The plot appears simple at first (based on the 1985 British miniseries that Campbell directed as well) - aged Boston detective Thomas Craven looks into the mystery surrounding the death of his daughter - but it continues to thicken with each new scene towards thrilling results. One might think - as I initially did - that Edge Of Darkness would end up as just another Mel Gibson fatherly revenge vehicle, sort of Payback (1999) meets Ransom (1996). Well, I was very happy that my expectations turned out to be misguided when Edge Of Darkness proved to be far from a recycled Mel Gibson flick and ended up to be a great thriller with an absorbing story, shocking twists, good acting, and touching themes.
Mel Gibson's starring role comeback was worth the wait. Gilbson is so good as Thomas Craven, pouring a 110% effort into the role with raw emotion and strength - albeit with a less-than-perfect New England accent; it was as if he never left the silver screen. The press and armchair film fans love to hate Mel Gibson but, as far as I am concerned, Gibson is welcome to keep on entertaining us in starring roles if he is going to keep up the level of quality that he showcases in Edge Of Darkness. Supporters Ray Winstone and Danny Huston back Gibson up well - Winstone especially gives a scene-stealing performance and Huston, despite his continued reign as the king of bland screen bad guys, has a strong screen presence that keeps him interesting enough (and employed).
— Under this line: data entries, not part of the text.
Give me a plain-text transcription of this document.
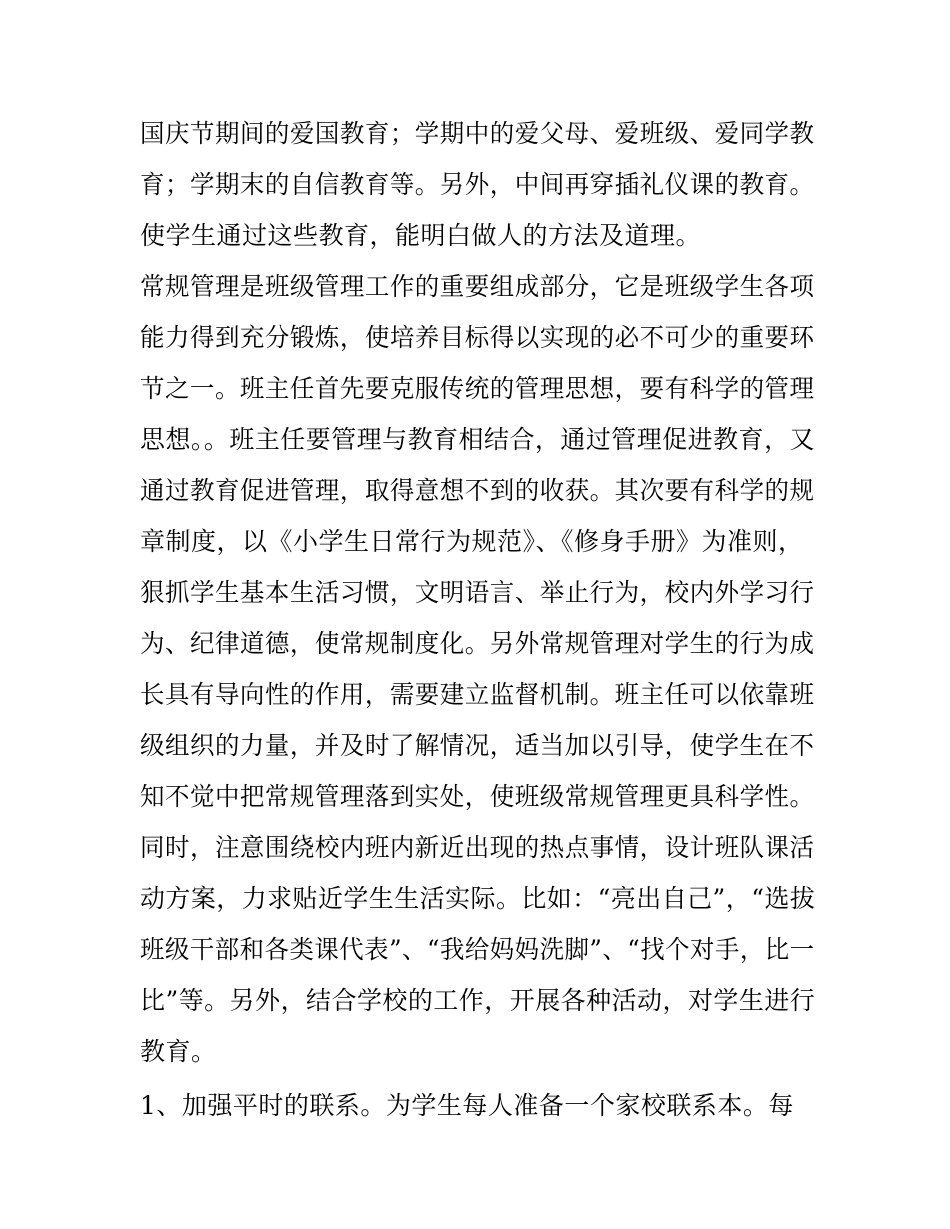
国庆节期间的爱国教育；学期中的爱父母、爱班级、爱同学教
育；学期末的自信教育等。另外，中间再穿插礼仪课的教育。
使学生通过这些教育，能明白做人的方法及道理。
常规管理是班级管理工作的重要组成部分，它是班级学生各项
能力得到充分锻炼，使培养目标得以实现的必不可少的重要环
节之一。班主任首先要克服传统的管理思想，要有科学的管理
思想。。班主任要管理与教育相结合，通过管理促进教育，又
通过教育促进管理，取得意想不到的收获。其次要有科学的规
章制度，以《小学生日常行为规范》、《修身手册》为准则，
狠抓学生基本生活习惯，文明语言、举止行为，校内外学习行
为、纪律道德，使常规制度化。另外常规管理对学生的行为成
长具有导向性的作用，需要建立监督机制。班主任可以依靠班
级组织的力量，并及时了解情况，适当加以引导，使学生在不
知不觉中把常规管理落到实处，使班级常规管理更具科学性。
同时，注意围绕校内班内新近出现的热点事情，设计班队课活
动方案，力求贴近学生生活实际。比如：“亮出自己”，“选拔
班级干部和各类课代表”、“我给妈妈洗脚”、“找个对手，比一
比”等。另外，结合学校的工作，开展各种活动，对学生进行
教育。
1、加强平时的联系。为学生每人准备一个家校联系本。每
The films that Martin Campbell directed in-between Bond stints (1996 - 2005) range from mediocre to poor. However, 2006's Casino Royale pulled Campbell out of the doldrums of helming substandard action/adventure-movies and 2010's Edge Of Darkness keeps Campbell's directorial dignity afloat. It just goes to show you that Martin Campbell can be as good of a director as the best of the best in the business if he is working with good material. A very well written script by The Departed (2006) and Body Of Lies (2008) scribe William Monahan gives Campbell plenty to work with and frequent cinematography collaborator Phil Meheux helps Campbell create the exquisitely dark look that the film has. Starting off with a bunch of clichés, Edge Of Darkness grows into greatness once the crucial catalyst occurs which violently steers the story towards action, thrills, and suspense while a heavy human element gives the film direction and emotion. Edge Of Darkness had me glued to my seat but found time to move me as well - if you are in the mood for a good modern thriller, Edge Of Darkness is in the same league with the best of them.